Estou sentada no luxuoso quarto de hotel onde a Confrerência teve lugar. Um grande Marryot, plantado no centro da cidade, com vistas para o City Hall. Neste sofá, à minha volta e dentro, há uma harmonia absolutamente indescriptíveis.
Estou plena. Feliz. Serena e leve. Animada e centrada no agora. Acompanhada de todas as almas do mundo criativo e do mundo amigo que te tem acompanhado com ânimo, presença virtual e carinho daquele transportado por e-mails, mensagens e ternura telepática.
Nunca um Congresso me tinha sabido tão bem!... E não demasiadas vezes sinto esta integração harmoniosa com um grupo de pessoas que à partida desconheço e com quem termino de laços dados de forma tão forte.
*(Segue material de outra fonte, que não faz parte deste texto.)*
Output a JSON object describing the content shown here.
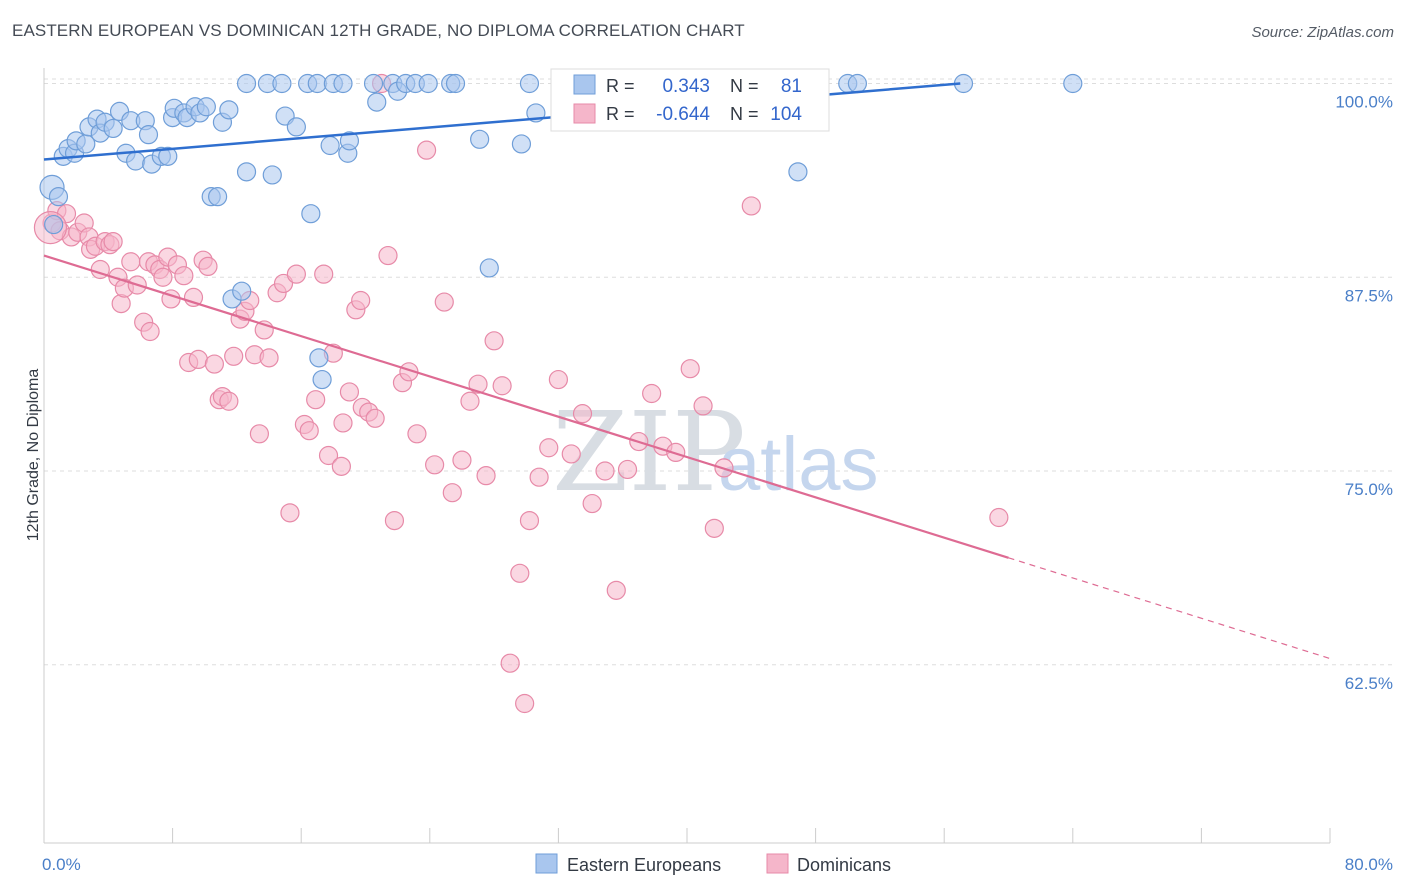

A aventura começou há 3 dias. Depois de 1,5 dias em NY, e ao fim de uma loooooonga aventura para cá chegar, saí do Bus chinês que, depois de 2 horas me deixou em Phily. Era um fim de tarde. Por volta das 7 horas. O crepúsculo. A minha hora. Caminhei pela cidade aberta, ampla, onde o vento corria. Dia 2 de Primavera, calor nos braços descobertos. Descarreguei o enorme peso da mochila numa mini mala de viagem que comprei numa destas cadeias que encontrei aberta pelo caminho e continuei em direcção ao "Apple", hostel que me acolheu a primeira noite.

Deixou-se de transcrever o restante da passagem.